OLYMPIA – With a significant part of the state in flames and entire towns being evacuated, this is no time to throw the word “crisis” around lightly.
So it must be noted first and foremost that when the group that runs the state Senate invoked the “C” word Friday, they mean a crisis of a more theoretical nature.
The Majority Coalition Caucus foresees a constitutional crisis, contending the state Supreme Court usurped the Legislature’s role in deciding how the state should spend some of our money.
Late last week they asked leaders of the other legislative gaggles – House Democrats, House Republicans and Senate Democrats – to join them in a yet-to-be determined counterattack to the perceived invasion of the court into their territory over public school funding.
If you wonder why the other groups have party affiliations and the crisis invokers do not, it’s because the 25 Republicans, who would be a majority all by themselves, hang out with one disaffected Democrat, Tim Sheldon of Potlatch. They laid claim to the coalition title back when they needed his vote to rise out of the minority, and stuck with it.
In a detailed missive, 18 Senate Republicans plus Sheldon laid out a case that by telling the Legislature it was falling down on its constitutional duty to adequately pay for public schools – then giving lawmakers short shrift when they ponied up a record amount of new money for education by demanding an actual plan for completing the task – the court was treating them like the Rodney Dangerfield of co-equal government branches. To make matters worse, the court levied a fine of $100,000 a day until the Legislature came up with a plan to solve a particularly vexing problem with the way the state pushes some of the cost of paying teachers off on many school districts. (Trust me when I say you’d enjoy a root canal more than drilling down into this topic.)
The money was ordered to be put into a special account to benefit basic education. Lacking the authority to call them back into a special session, the court tried to entice them with an offer to waive the fine if they came back and crafted a plan.
“It’s our opinion they’ve overstepped their bounds, appropriating money and telling us how to spend it,” said signatory Sen. Mike Padden, a Spokane Valley Republican who has switched hats from legislator to judge to legislator over the last 35 years.
The court’s order presents some pretty interesting legal issues, such as where does that fine come from and where does it go. Not only would the Legislature have to vote to appropriate money to pay the fine, it would have to authorize the special account to put it in. Lawmakers could do nothing and give the court a raised middle digit.
A spokesman for the state Treasurer’s Office said they’ll keep a running tab of how much the fine would be, should the Legislature decide to pay it, but they have no authority to take 1,000 Benjamins out of the state safe and stick them in a special locked drawer each day. If the Legislature were to set up the account and put the money in, it would also be up to lawmakers to decide how to spend it on “basic education,” which is a pretty broad topic.
“I think they’ve got themselves in a box,” Padden said.
Legislators may be in another box on the same shelf. There’s no clear way for the Legislature to challenge the order and fine. They can ask for a rehearing and reconsideration, but the justices were pretty clear they’d had it with the Legislature’s inability to come up with a plan to finish a task first laid out in 2012. The lawmakers’ letter lists ways they think the court order violates the U.S. Constitution as well as the Washington Constitution, but good luck getting the federal courts involved in a state fight of this nature.

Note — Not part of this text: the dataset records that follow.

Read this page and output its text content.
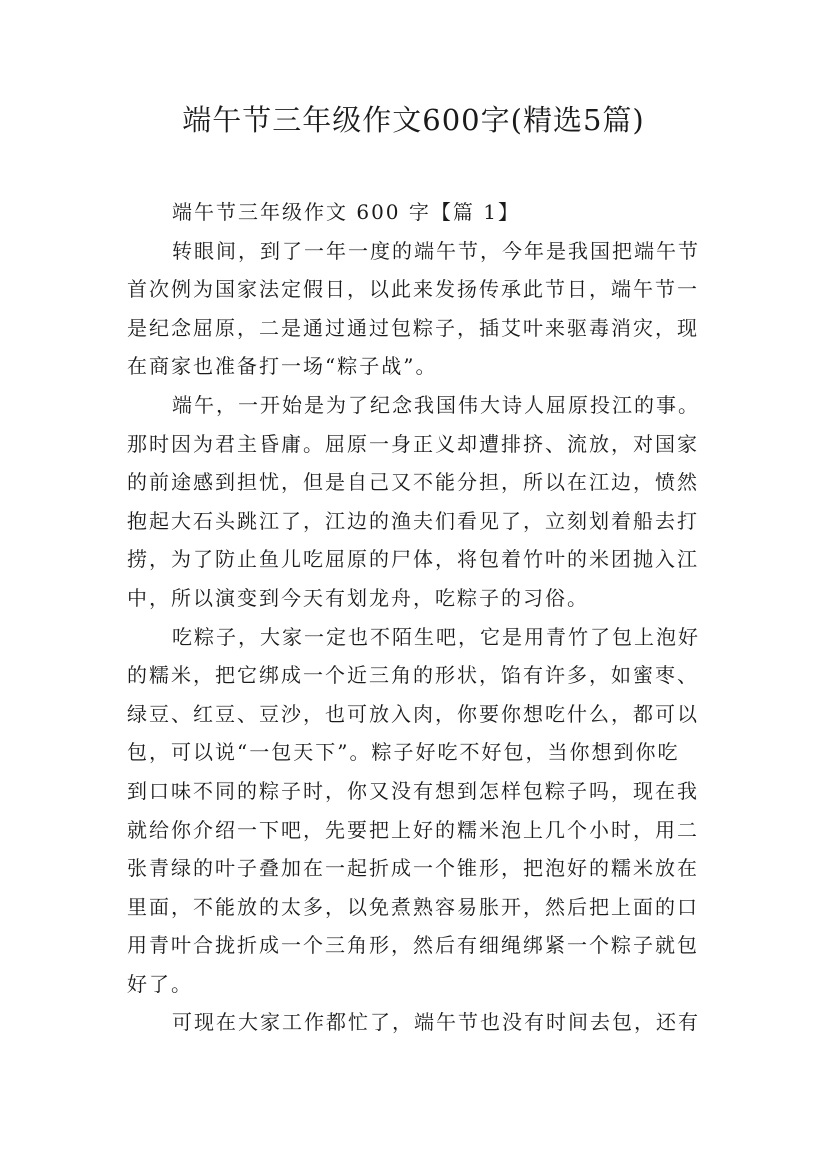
端午节三年级作文600字(精选5篇)
端午节三年级作文 600 字【篇 1】
转眼间，到了一年一度的端午节，今年是我国把端午节
首次例为国家法定假日，以此来发扬传承此节日，端午节一
是纪念屈原，二是通过通过包粽子，插艾叶来驱毒消灾，现
在商家也准备打一场“粽子战”。
端午，一开始是为了纪念我国伟大诗人屈原投江的事。
那时因为君主昏庸。屈原一身正义却遭排挤、流放，对国家
的前途感到担忧，但是自己又不能分担，所以在江边，愤然
抱起大石头跳江了，江边的渔夫们看见了，立刻划着船去打
捞，为了防止鱼儿吃屈原的尸体，将包着竹叶的米团抛入江
中，所以演变到今天有划龙舟，吃粽子的习俗。
吃粽子，大家一定也不陌生吧，它是用青竹了包上泡好
的糯米，把它绑成一个近三角的形状，馅有许多，如蜜枣、
绿豆、红豆、豆沙，也可放入肉，你要你想吃什么，都可以
包，可以说“一包天下”。粽子好吃不好包，当你想到你吃
到口味不同的粽子时，你又没有想到怎样包粽子吗，现在我
就给你介绍一下吧，先要把上好的糯米泡上几个小时，用二
张青绿的叶子叠加在一起折成一个锥形，把泡好的糯米放在
里面，不能放的太多，以免煮熟容易胀开，然后把上面的口
用青叶合拢折成一个三角形，然后有细绳绑紧一个粽子就包
好了。
可现在大家工作都忙了，端午节也没有时间去包，还有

The letter-writers are not alone in being irked about the latest court order, but they did not get an immediate buy-in from the other caucuses. House Republican leadership was tied up Friday and hadn’t read the letter. But several of their members have called for the justices’ impeachment, including Rep. Matt Manweller, a political science professor at Central Washington University who described the letter as a pushback against a ridiculous court order on his Facebook page.
Senate Minority Leader Sharon Nelson suggested her colleagues across the aisle spend their energy on education issues not legal battles. The House Democrats’ chief budget writer, Rep. Ross Hunter, described the order as politically and practically inconvenient, but not a constitutional crisis.
It’s not unusual for one branch of government to tell another what to do, Hunter said: the Legislature puts strings on appropriations to force the executive branch’s hand. Compared to other states where courts have shut down parts of government in disputes over budget issues, this is pretty measured so far, he said.
Gov. Jay Inslee – who has to herd the cats into some sort of agreement about developing a plan if there is to be a special session – said letter-writers seemed more focused on “a legally dubious theory that attacks the court rather than on finding a productive solution to our education challenge.”
If legislators decide to mount a challenge, the justices are unlikely to play Emily Litella and issue the judicial equivalent of “Never Mind”. But no one can predict what the court will do if the Legislature won’t do what it ordered last week.
That’s not really a crisis. But it is a conundrum.